We first present results of domain classification. Five domains in this corpus are “music,” “weather,” “news,” “sports,” “opt-in, opt-out.” The results for domain recognition are summarized in Table 1. The performance in “Transcript text” row is evaluated on perfect transcriptions that correspond to human transcription and such performance is not achievable with the current ASR system. For qualitative analysis of our end-to-end model, we visualize the saliency map (gradients w.r.t. input) in Fig. 5 for a selected utterance. We notice that the position of the network response corresponds to meaningful positions in the utterance. As it can be seen in Table 1, the accuracy is close to perfect on this dataset. Therefore we continue with a more challenging task of the intent classification.

Input Accuracy, %
Transcript text 99.2
Recognized text 98.1
Audio 97.2
Table 1: Results for domain classification. The first row corresponds to evaluation on clean transcripts, the maximum performance achievable with this model.

Examples of intents are “Learn about the weather in your location,” “Learn about the weather in different location,” “Learn the results of a completed sports match, game, tournament,” “Learn the status of an ongoing sports match, game, tournament.” These classes are more fine grained and require deeper understanding of a given utterance. For the ablation study we report the performance of variations of our end-to-end model: initially, we use last-layer hidden activations at the end of both left-to-right and right-to-left directions as the encoder output; this is compared with using max pooling to aggregate all the hidden activations in the last layers in Table 2, which shows that using max-pooling activations increases performance. We hypothesize that due to the long input speech sequence (ranging from 100 to 1,000 input frames), the activations in the last time step may not sufficiently summarize the utterance. This is contrary to the NLU model using text as input, whereas using hidden activations from the last time step usually suffice, as the input length is relatively small (a majority of them are less than 20 words). We also observe that using batch normalization (BN) in both encoder and decoder significantly improves the classification accuracy, which indicates that our end-to-end model is difficult to optimize due to the long input sequence. The results for the noise-corrupted data are also reported in the bottom part of Table 2. The performance of both models degrades significantly. A potential advantage of our end-to-end approach to SLU is that since the model is optimized under the same criterion, the model can be made very compact; this is demonstrated in the same table by comparing the number of parameters of neural networks in standard SLU system and our system. Note that the parameters in the LM are not included, although it is usually two or three magnitude more than AM in ASR. Due to the compactness of our end-to-end model, we are able to predict the intent or domain with a real time factor around 0.002, which makes the use of bi-GRU in our model possible for real time applications.

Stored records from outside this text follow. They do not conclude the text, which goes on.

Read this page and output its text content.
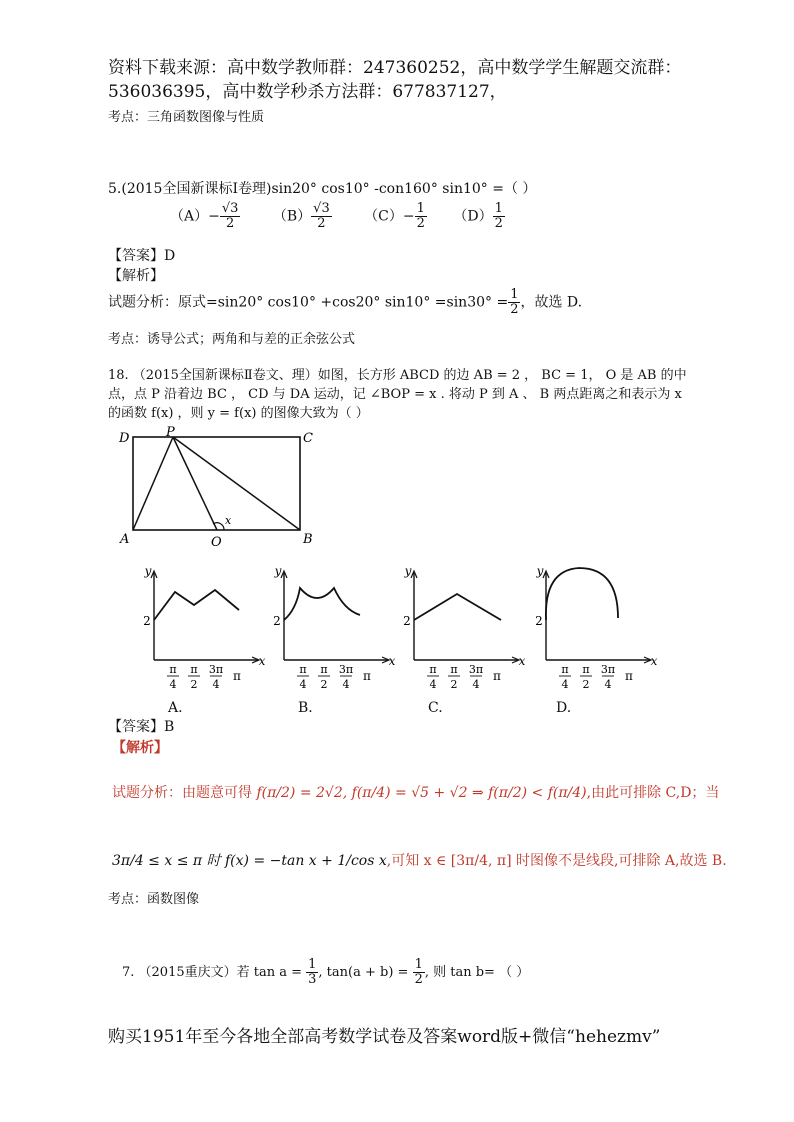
资料下载来源：高中数学教师群：247360252，高中数学学生解题交流群：
536036395，高中数学秒杀方法群：677837127，
考点：三角函数图像与性质
5.(2015全国新课标Ⅰ卷理)sin20° cos10° -con160° sin10° =（ ）
$(A)- \frac{√3}{2} (B) \frac{√3}{2} (C)- \frac{1}{2} (D) \frac{1}{2}$
【答案】D
【解析】
试题分析：原式=sin20° cos10° +cos20° $\sin 10^\circ =\sin 30^\circ = \frac{1}{2}$ ，故选 D.
考点：诱导公式；两角和与差的正余弦公式
18. （2015全国新课标Ⅱ卷文、理）如图，长方形 ABCD 的边 AB = 2 ， BC = 1， O 是 AB 的中
点，点 P 沿着边 BC ， CD 与 DA 运动，记 ∠BOP = x . 将动 P 到 A 、 B 两点距离之和表示为 x
的函数 f(x) ，则 y = f(x) 的图像大致为（ ）
D	P	C
A	O	B
x
y
x
2
π
4
π
2
3π
4
π
A.
y
x
2
π
4
π
2
3π
4
π
B.
y
x
2
π
4
π
2
3π
4
π
C.
y
x
2
π
4
π
2
3π
4
π
D.
【答案】B
【解析】
试题分析：由题意可得 f(π/2) = 2√2, f(π/4) = √5 + √2 ⇒ f(π/2) < f(π/4),由此可排除 C,D；当
3π/4 ≤ x ≤ π 时 f(x) = −tan x + 1/cos x,可知 x ∈ [3π/4, π] 时图像不是线段,可排除 A,故选 B.
考点：函数图像
7. （2015重庆文）若 $\tan a = \frac{1}{3}$ , $\tan(a + b) = \frac{1}{2}$ , 则 tan b= （ ）
购买1951年至今各地全部高考数学试卷及答案word版+微信“hehezmv”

Input Parameters Accuracy, %
Text input
Transcript 15.5M 84.0
Recognized 15.5M 80.9
Clean audio features
no BN, no max-pool 0.4M 71.3
no BN, max-pool 0.4M 72.5
BN, max-pool 0.4M 74.1
Noisy audio features
Recognized text 15.4M 72.0
Audio 0.4M 64.9
Table 2: Results for intent classification. As mentioned above, the first row is the maximum performance achievable with this model. We report the number of parameters for the models used to demonstrate that a much smaller end-to-end model achieves reasonable performance.

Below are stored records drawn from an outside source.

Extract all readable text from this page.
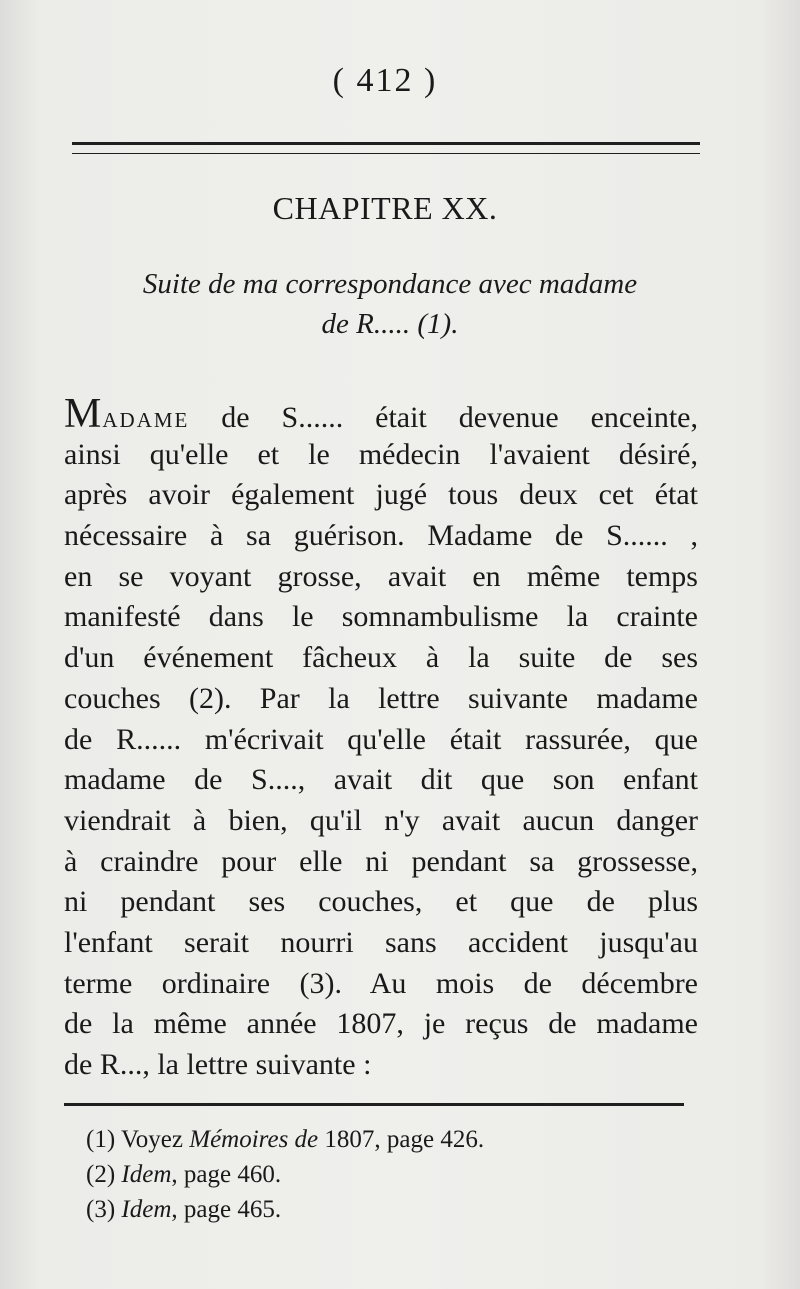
( 412 )
CHAPITRE XX.
Suite de ma correspondance avec madame
de R..... (1).
Madame de S...... était devenue enceinte,
ainsi qu'elle et le médecin l'avaient désiré,
après avoir également jugé tous deux cet état
nécessaire à sa guérison. Madame de S...... ,
en se voyant grosse, avait en même temps
manifesté dans le somnambulisme la crainte
d'un événement fâcheux à la suite de ses
couches (2). Par la lettre suivante madame
de R...... m'écrivait qu'elle était rassurée, que
madame de S...., avait dit que son enfant
viendrait à bien, qu'il n'y avait aucun danger
à craindre pour elle ni pendant sa grossesse,
ni pendant ses couches, et que de plus
l'enfant serait nourri sans accident jusqu'au
terme ordinaire (3). Au mois de décembre
de la même année 1807, je reçus de madame
de R..., la lettre suivante :
(1) Voyez Mémoires de 1807, page 426.
(2) Idem, page 460.
(3) Idem, page 465.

With this work we hope to start a discussion on the topic of the audio-based SLU. Although, the end-to-end approach does not show superior performance, it provides a promising research direction. With significantly less parameters our system is able to reach 10% relatively worse accuracy. One of the future directions for this work is to encompass the slot filling task into this framework. It requires simultaneous prediction of a word and a slot. This can be tackled with the attention-based networks. Other directions are to explore different architectures for the decoder, such as using different pooling strategies, using deeper networks and incorporating convolutional transformations.